Seeing here, we will find that NPU is not just a simple technology addition to mobile phones, but enhances the user's sense of use of mobile phones through the subtleties of perception, awareness, motivation, security, etc. Users may not Understand the so-called deep learning, but you will surely feel that the mobile's endurance ability is getting stronger and stronger, and it is more and more in line with your own habits.
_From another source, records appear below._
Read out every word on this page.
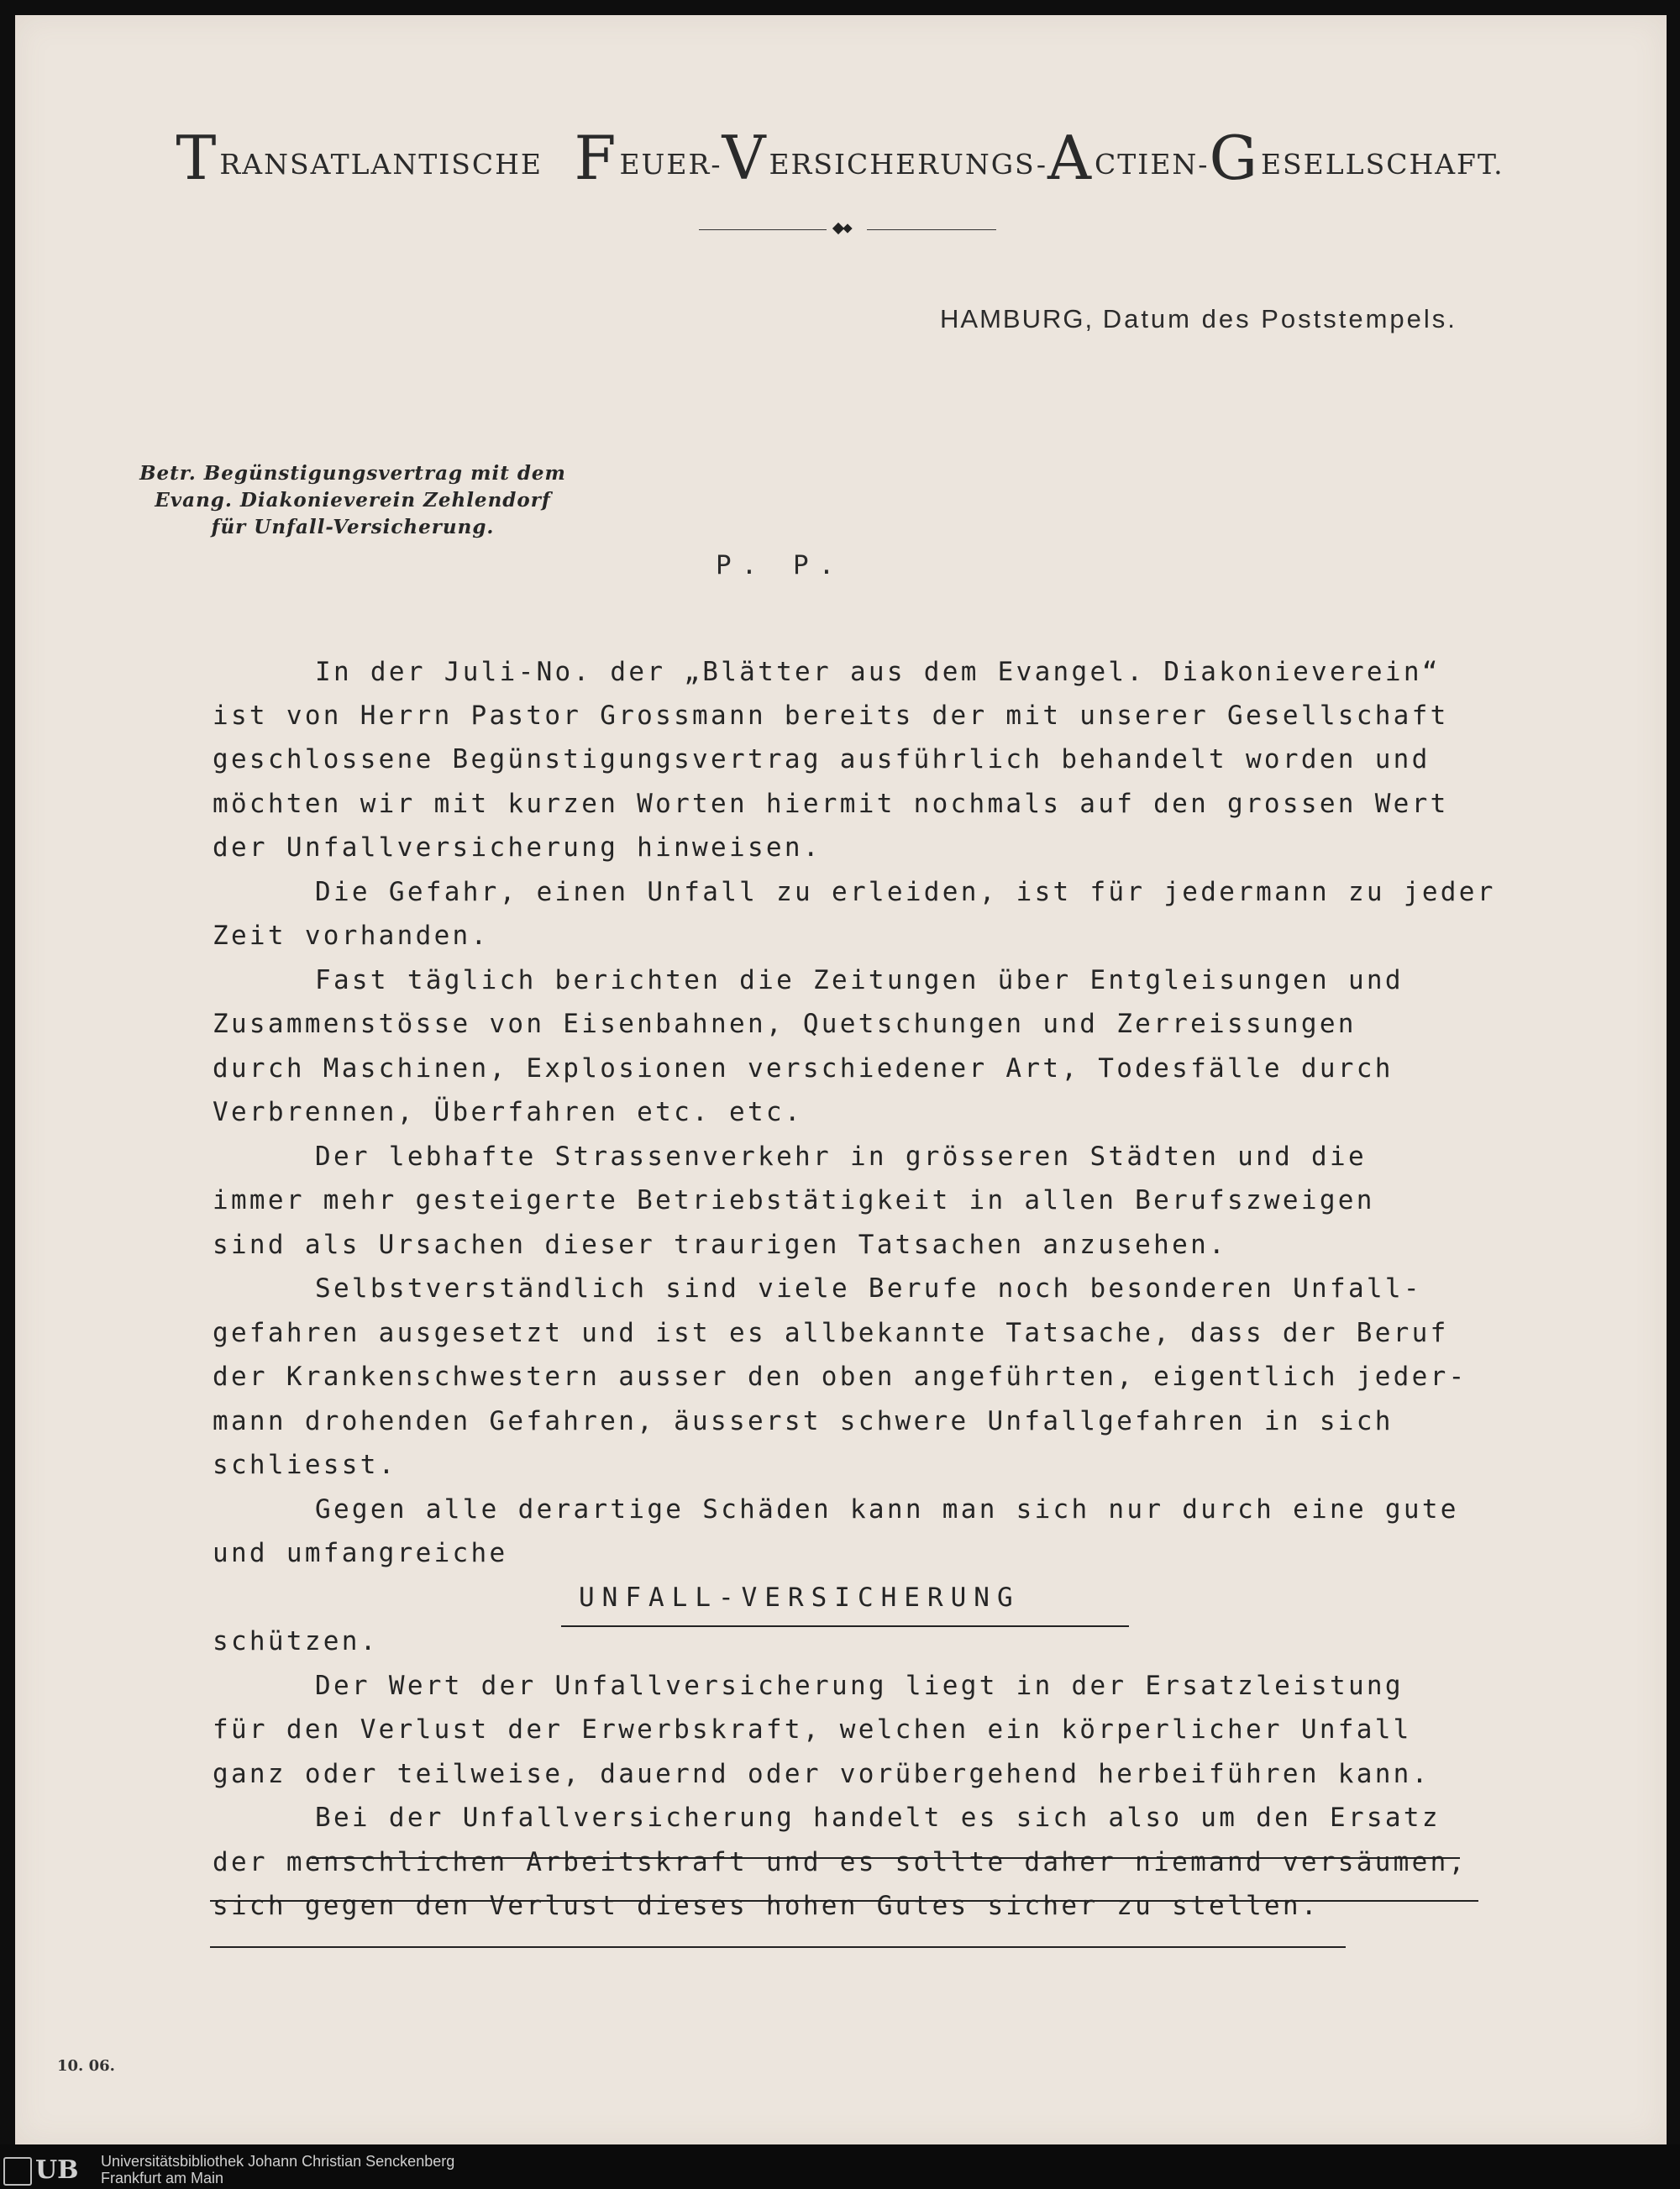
TRANSATLANTISCHE FEUER-VERSICHERUNGS-ACTIEN-GESELLSCHAFT.
HAMBURG, Datum des Poststempels.
Betr. Begünstigungsvertrag mit dem
Evang. Diakonieverein Zehlendorf
für Unfall-Versicherung.
P. P.
In der Juli-No. der „Blätter aus dem Evangel. Diakonieverein“
ist von Herrn Pastor Grossmann bereits der mit unserer Gesellschaft
geschlossene Begünstigungsvertrag ausführlich behandelt worden und
möchten wir mit kurzen Worten hiermit nochmals auf den grossen Wert
der Unfallversicherung hinweisen.
Die Gefahr, einen Unfall zu erleiden, ist für jedermann zu jeder
Zeit vorhanden.
Fast täglich berichten die Zeitungen über Entgleisungen und
Zusammenstösse von Eisenbahnen, Quetschungen und Zerreissungen
durch Maschinen, Explosionen verschiedener Art, Todesfälle durch
Verbrennen, Überfahren etc. etc.
Der lebhafte Strassenverkehr in grösseren Städten und die
immer mehr gesteigerte Betriebstätigkeit in allen Berufszweigen
sind als Ursachen dieser traurigen Tatsachen anzusehen.
Selbstverständlich sind viele Berufe noch besonderen Unfall-
gefahren ausgesetzt und ist es allbekannte Tatsache, dass der Beruf
der Krankenschwestern ausser den oben angeführten, eigentlich jeder-
mann drohenden Gefahren, äusserst schwere Unfallgefahren in sich
schliesst.
Gegen alle derartige Schäden kann man sich nur durch eine gute
und umfangreiche
UNFALL-VERSICHERUNG
schützen.
Der Wert der Unfallversicherung liegt in der Ersatzleistung
für den Verlust der Erwerbskraft, welchen ein körperlicher Unfall
ganz oder teilweise, dauernd oder vorübergehend herbeiführen kann.
Bei der Unfallversicherung handelt es sich also um den Ersatz
der menschlichen Arbeitskraft und es sollte daher niemand versäumen,
sich gegen den Verlust dieses hohen Gutes sicher zu stellen.
10. 06.
UB	Universitätsbibliothek Johann Christian Senckenberg
Frankfurt am Main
Now that mobile AI is still in its infancy, it is very difficult for users to form a precise understanding of AI mobile phones. At this moment, there is a window period, from the red rice's thousands of AI series to the intelligent photography of OPPO. AI-capable mobile phones can be called the AI's banner 'hot'.
When users actually use these mobile phones, they can't realize the mobile phone's learning of their own behaviors, but they can't realize the 'AI filter' that is the same as Mito Xiuxiu. For the operating system speed, the battery life is improved. AI is not AI, it has no change in the sense of use. For the mobile phone product, the photographic effect, endurance, and ease of use are all eternal monetary systems. It is consumers who affirm their value. The only reference.
The window period is always short-lived. It is better to grasp a technology that can truly change the product experience.